Chuffy Chambers shambled slower, suddenly ashamed, saw them as they passed on. It made him cold down his back. He had been named William, only they called him Chuffy, even his mother. Chuffing after those girls. Somebody said, come here, Chuffy, and he came, but could not remember how it started, why. His skin felt cold against the holy medals that he wore beneath his shirt. Father Purcell said. He hated Hagan. He lagged back, would not go to the pictures now. The others went up the hill. You could see the lights through the girls’ skirts as they turned in at the hall door. That day on the lorry Hagan had said what sort of a name was that, and he did not know, could not tell, except that down on his knees Mrs Everett’s skirts went by, and she said, come here, Chuffy, stand up, you’re a big boy now, don’t you worry, Mrs Chambers, he’s only slow in developing. He was all right, Chuffy Chambers. They got him the job driving the lorry when he was old enough.

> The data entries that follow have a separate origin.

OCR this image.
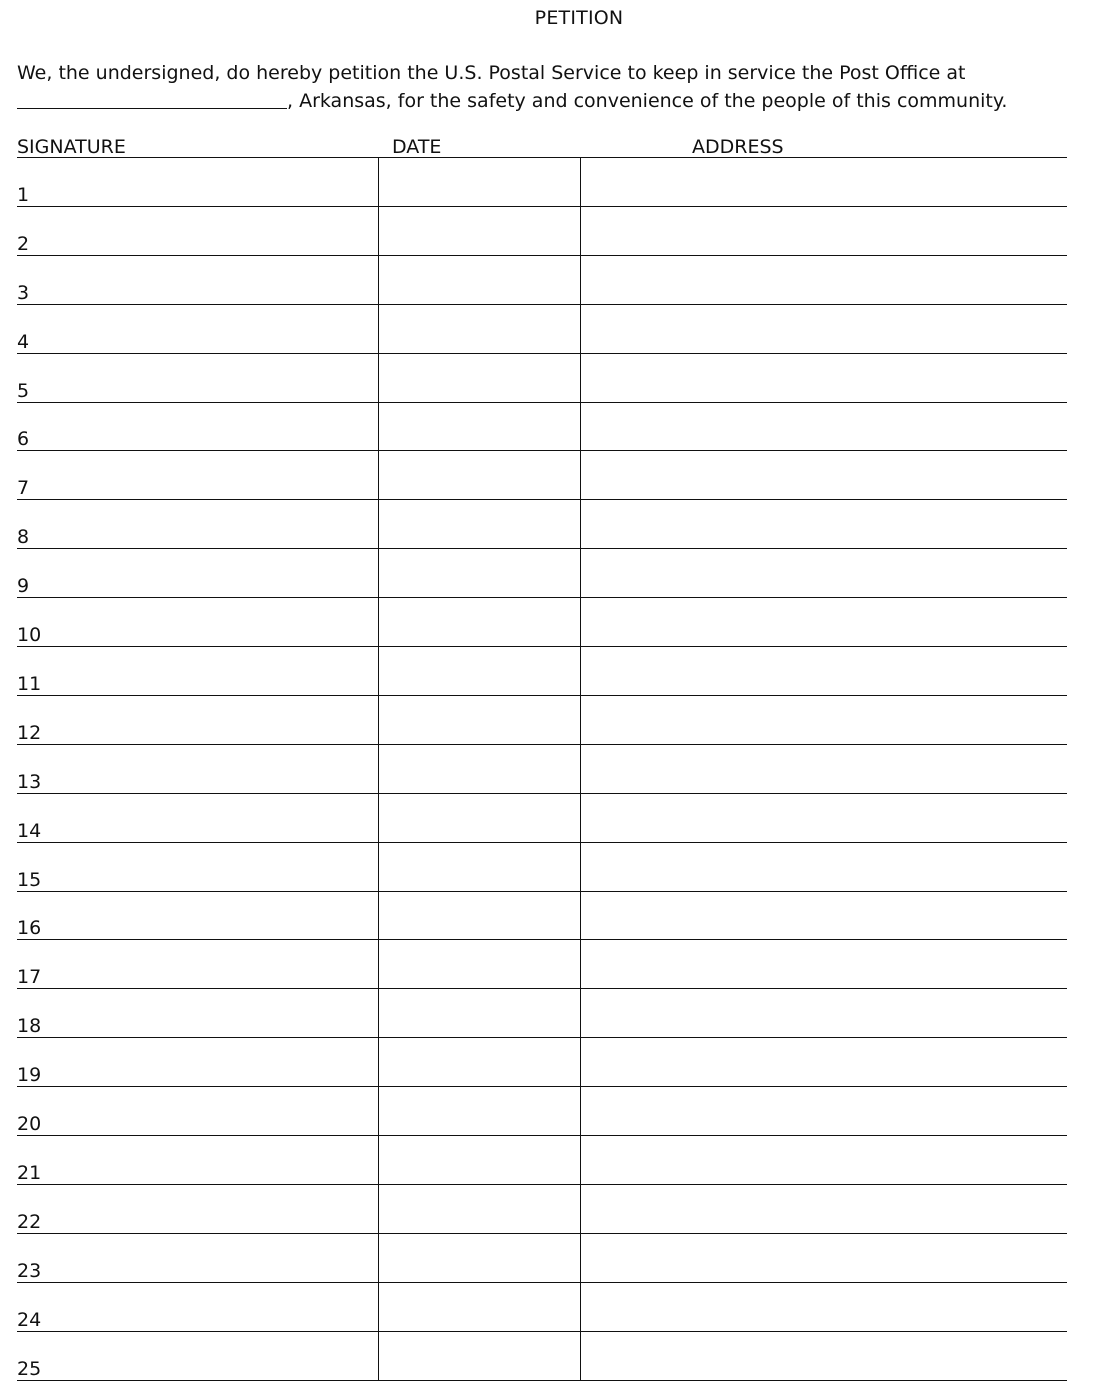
PETITION
We, the undersigned, do hereby petition the U.S. Postal Service to keep in service the Post Office at
, Arkansas, for the safety and convenience of the people of this community.
SIGNATURE	DATE	ADDRESS
1
2
3
4
5
6
7
8
9
10
11
12
13
14
15
16
17
18
19
20
21
22
23
24
25
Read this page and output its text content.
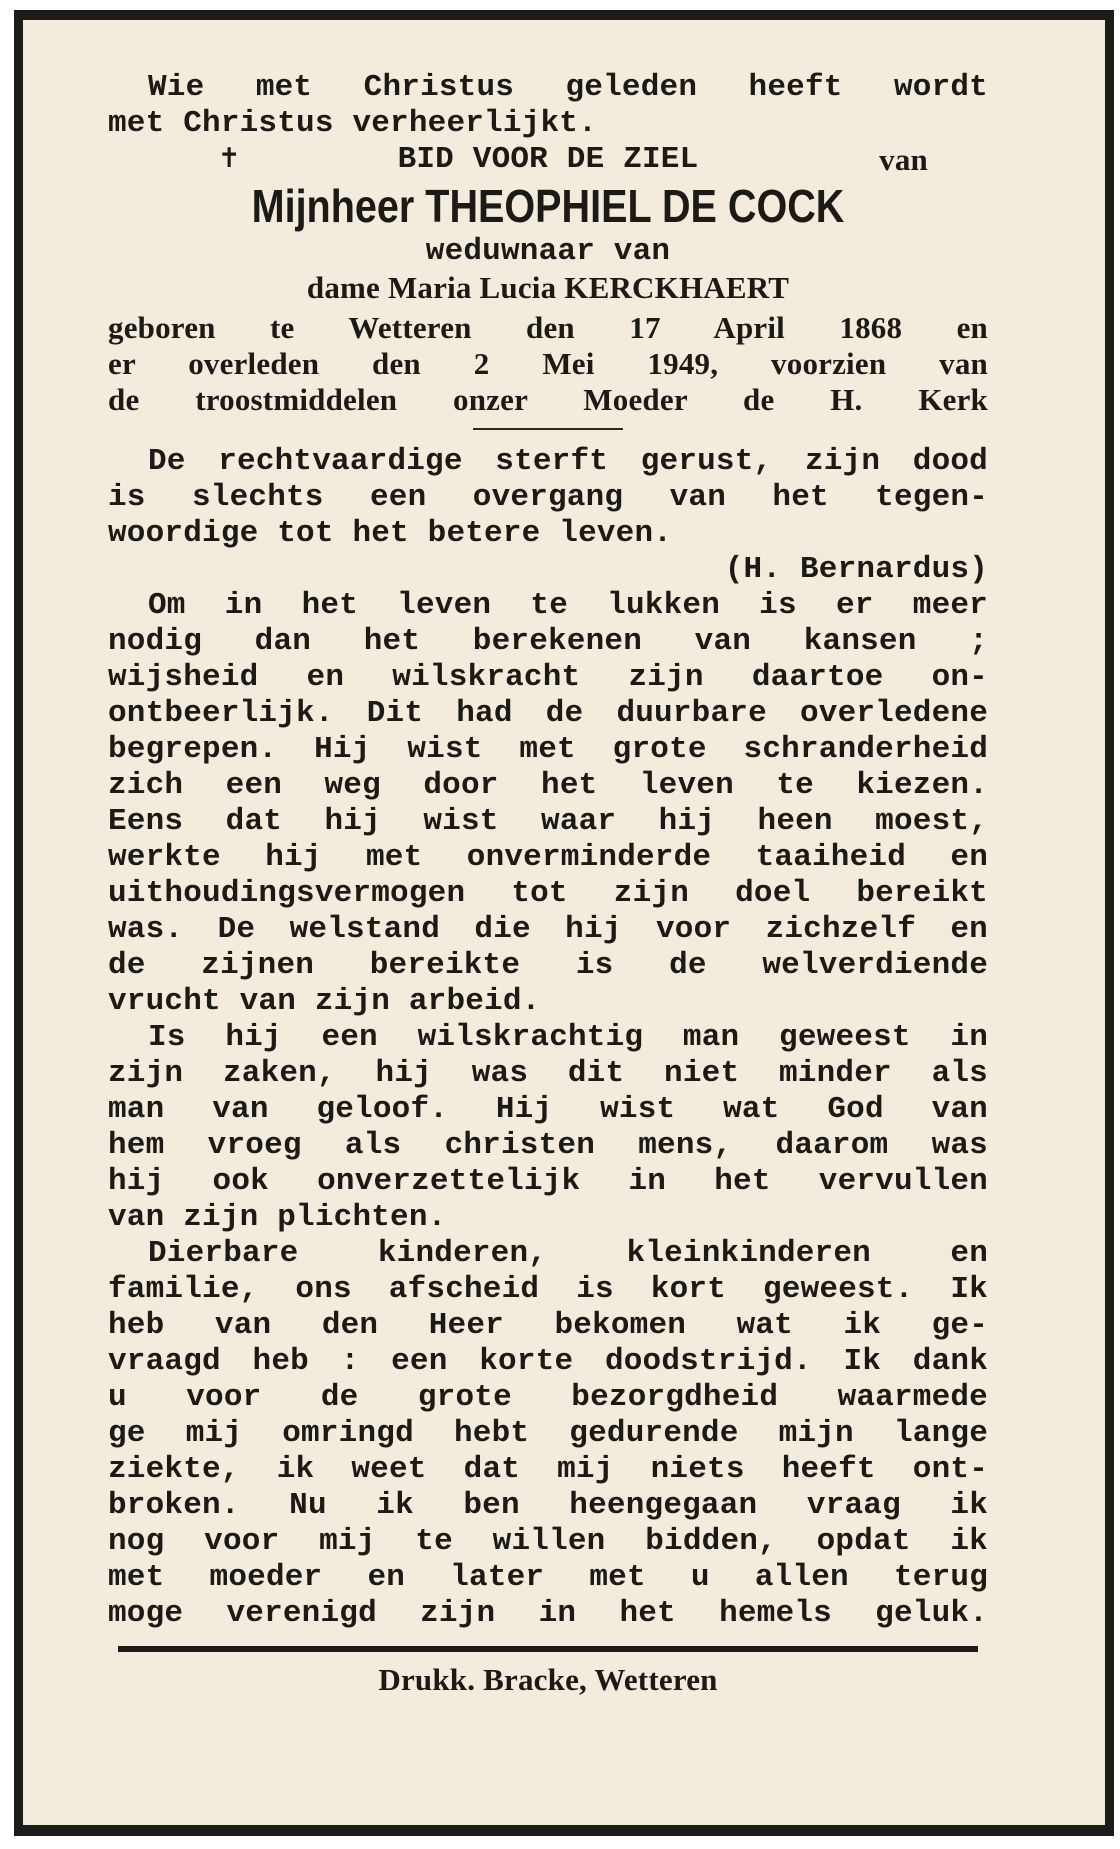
Wie met Christus geleden heeft wordt
met Christus verheerlijkt.
✝	BID VOOR DE ZIEL	van
Mijnheer THEOPHIEL DE COCK
weduwnaar van
dame Maria Lucia KERCKHAERT
geboren te Wetteren den 17 April 1868 en
er overleden den 2 Mei 1949, voorzien van
de troostmiddelen onzer Moeder de H. Kerk
De rechtvaardige sterft gerust, zijn dood
is slechts een overgang van het tegen-
woordige tot het betere leven.
(H. Bernardus)
Om in het leven te lukken is er meer
nodig dan het berekenen van kansen ;
wijsheid en wilskracht zijn daartoe on-
ontbeerlijk. Dit had de duurbare overledene
begrepen. Hij wist met grote schranderheid
zich een weg door het leven te kiezen.
Eens dat hij wist waar hij heen moest,
werkte hij met onverminderde taaiheid en
uithoudingsvermogen tot zijn doel bereikt
was. De welstand die hij voor zichzelf en
de zijnen bereikte is de welverdiende
vrucht van zijn arbeid.
Is hij een wilskrachtig man geweest in
zijn zaken, hij was dit niet minder als
man van geloof. Hij wist wat God van
hem vroeg als christen mens, daarom was
hij ook onverzettelijk in het vervullen
van zijn plichten.
Dierbare kinderen, kleinkinderen en
familie, ons afscheid is kort geweest. Ik
heb van den Heer bekomen wat ik ge-
vraagd heb : een korte doodstrijd. Ik dank
u voor de grote bezorgdheid waarmede
ge mij omringd hebt gedurende mijn lange
ziekte, ik weet dat mij niets heeft ont-
broken. Nu ik ben heengegaan vraag ik
nog voor mij te willen bidden, opdat ik
met moeder en later met u allen terug
moge verenigd zijn in het hemels geluk.
Drukk. Bracke, Wetteren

Hagan said. Chuffy Chambers turned back down the hill in the opposite direction from Quongs’ hall.
There was a western on in the hall. It was pretty full, except for the more expensive seats at the back, which of course he would buy her, because that would show he meant to do her well, and you always got back your money’s worth, that time in Sydney at a revue, in a box, but there weren’t any boxes here. He bought the tickets from Amy Quong, like a brown owl in a box. They went on into the hall, full of darkness and the titanic exertions of figures on the screen. He took up his whip and it curled right round the ranger’s head, making a weal on his face. Vic Moriarty squealed. That was the trouble, she always entered into everything, Daisy said. They began to bundle into the expensive seats. The air was hot with cigarettes. She was sorry that no one could see, because of course the darkness, that the overseer from Glen Marsh was taking her in the most expensive seats. If Mrs Belper was there. She clung to her moment of superiority, getting down into her chair, and pushing her shoulder up against him when she had sat down, just as much as to say, we’ll watch it together, shan’t we, and he wasn’t at all averse.